Autrement dit : la photo mourra si elle n’accepte pas le numérique ; le cinéma et la musique mourront s’ils n’acceptent pas internet, pour y créer autrement. Pour y etre rémunérés autrement.
Le vote à venir de la loi Hadopi n’y change rien. Car se préparent de nouveaux tsunamis technologiques, auxquels il serait urgent de se préparer. Et en particulier pour le cinéma, qui sera la prochaine cible. Non seulement par le téléchargement, comme pour la musique, mais par bien d’autres canaux, qui vont mettre en cause, par le streaming, toute l’économie actuelle du cinéma.
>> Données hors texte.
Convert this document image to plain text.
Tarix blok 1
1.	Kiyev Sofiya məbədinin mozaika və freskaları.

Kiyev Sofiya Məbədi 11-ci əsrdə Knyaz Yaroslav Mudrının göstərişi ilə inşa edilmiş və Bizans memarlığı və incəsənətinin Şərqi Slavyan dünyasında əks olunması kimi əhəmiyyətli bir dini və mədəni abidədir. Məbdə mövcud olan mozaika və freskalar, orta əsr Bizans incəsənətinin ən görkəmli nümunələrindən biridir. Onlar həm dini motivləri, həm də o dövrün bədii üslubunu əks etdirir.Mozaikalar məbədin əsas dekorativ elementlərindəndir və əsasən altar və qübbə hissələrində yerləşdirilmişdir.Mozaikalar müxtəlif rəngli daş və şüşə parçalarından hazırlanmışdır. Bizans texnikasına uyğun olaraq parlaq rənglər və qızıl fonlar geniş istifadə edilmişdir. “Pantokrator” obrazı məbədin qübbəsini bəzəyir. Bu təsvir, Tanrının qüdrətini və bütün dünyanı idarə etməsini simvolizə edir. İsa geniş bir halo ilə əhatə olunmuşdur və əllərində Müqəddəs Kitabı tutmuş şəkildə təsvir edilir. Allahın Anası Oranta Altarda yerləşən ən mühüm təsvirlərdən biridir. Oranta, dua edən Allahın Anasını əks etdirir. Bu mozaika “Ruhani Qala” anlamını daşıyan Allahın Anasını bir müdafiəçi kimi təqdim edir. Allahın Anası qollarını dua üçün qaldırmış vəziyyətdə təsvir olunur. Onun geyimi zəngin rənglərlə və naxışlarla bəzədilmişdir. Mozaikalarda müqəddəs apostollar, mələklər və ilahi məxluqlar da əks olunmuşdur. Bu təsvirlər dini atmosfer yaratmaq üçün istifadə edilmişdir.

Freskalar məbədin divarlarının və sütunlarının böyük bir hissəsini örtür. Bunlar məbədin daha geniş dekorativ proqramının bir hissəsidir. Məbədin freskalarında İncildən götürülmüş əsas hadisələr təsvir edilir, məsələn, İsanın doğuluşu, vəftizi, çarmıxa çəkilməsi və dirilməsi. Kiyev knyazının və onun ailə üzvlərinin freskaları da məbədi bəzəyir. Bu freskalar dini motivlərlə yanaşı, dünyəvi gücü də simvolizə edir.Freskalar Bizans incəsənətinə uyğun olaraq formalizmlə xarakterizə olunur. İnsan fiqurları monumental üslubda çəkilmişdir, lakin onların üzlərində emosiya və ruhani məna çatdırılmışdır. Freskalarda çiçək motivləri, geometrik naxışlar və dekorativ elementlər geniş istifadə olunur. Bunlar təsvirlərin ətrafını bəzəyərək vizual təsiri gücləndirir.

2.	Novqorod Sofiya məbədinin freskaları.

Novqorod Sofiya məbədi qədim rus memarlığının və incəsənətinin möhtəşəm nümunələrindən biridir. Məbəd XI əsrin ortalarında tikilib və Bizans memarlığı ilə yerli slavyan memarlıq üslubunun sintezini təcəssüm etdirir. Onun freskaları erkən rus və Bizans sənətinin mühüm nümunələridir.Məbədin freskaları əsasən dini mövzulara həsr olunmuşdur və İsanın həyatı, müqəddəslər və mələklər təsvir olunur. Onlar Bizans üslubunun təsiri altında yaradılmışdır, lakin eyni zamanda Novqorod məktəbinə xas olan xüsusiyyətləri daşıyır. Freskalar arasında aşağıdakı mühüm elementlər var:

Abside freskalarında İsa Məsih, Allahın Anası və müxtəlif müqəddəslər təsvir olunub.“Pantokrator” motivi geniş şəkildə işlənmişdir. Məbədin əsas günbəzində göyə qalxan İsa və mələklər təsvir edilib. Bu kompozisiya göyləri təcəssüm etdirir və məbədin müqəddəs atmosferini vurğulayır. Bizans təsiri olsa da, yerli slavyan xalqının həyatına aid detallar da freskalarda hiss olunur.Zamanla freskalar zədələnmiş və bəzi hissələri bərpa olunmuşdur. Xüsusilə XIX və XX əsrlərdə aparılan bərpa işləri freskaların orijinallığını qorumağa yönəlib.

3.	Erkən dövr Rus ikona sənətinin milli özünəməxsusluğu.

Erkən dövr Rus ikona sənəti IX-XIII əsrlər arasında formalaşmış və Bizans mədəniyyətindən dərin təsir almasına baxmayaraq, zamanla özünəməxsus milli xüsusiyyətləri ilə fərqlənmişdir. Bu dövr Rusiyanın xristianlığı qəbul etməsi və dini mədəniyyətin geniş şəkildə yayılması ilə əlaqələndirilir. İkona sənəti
Avez-vous entendu parler par exemple de Justin.tv. C site internet américain fondé en octobre 2006, à San Francisco, par d’anciens étudiants du MIT et de Yale a permis dimanche dernier à plus de 11 000 internautes de suivre en direct, dimanche dernier, gratuitement, le match Saint- Etienne/ Marseille, dont Canal+ avait l’exclusivité. Il rend en particulier totalement dérisoire les barrières que cette loi prétend de mettre à la vision gratuite des films et des concerts .
Ce site permet, au départ, à chacun de créer sa propre chaine de télévision sur internet. Il s’est fait connaitre le 19 mars 2007, l’un de ses fondateurs, Justin Kan, après sa rupture avec sa petite amie, décide de se filmer 24h/24 et de diffuser les images en direct sur le site. Le succès est immédiat. D’autres en font autant. En mai 2008, un jeune nîmois devient le premier français à diffuser sa vie en continu grâce à une caméra accrochée à son sac à dos, reliée à un ordinateur qui renvoie les images à Justin.tv grâce à une connexion haut débit 3G+. A ce moment, le site abrite déjà 90 000 chaînes et compte près de 8 millions de visiteurs mensuels. En l’espace de quelques mois on est ainsi passé de The Truman Show à Big Brother.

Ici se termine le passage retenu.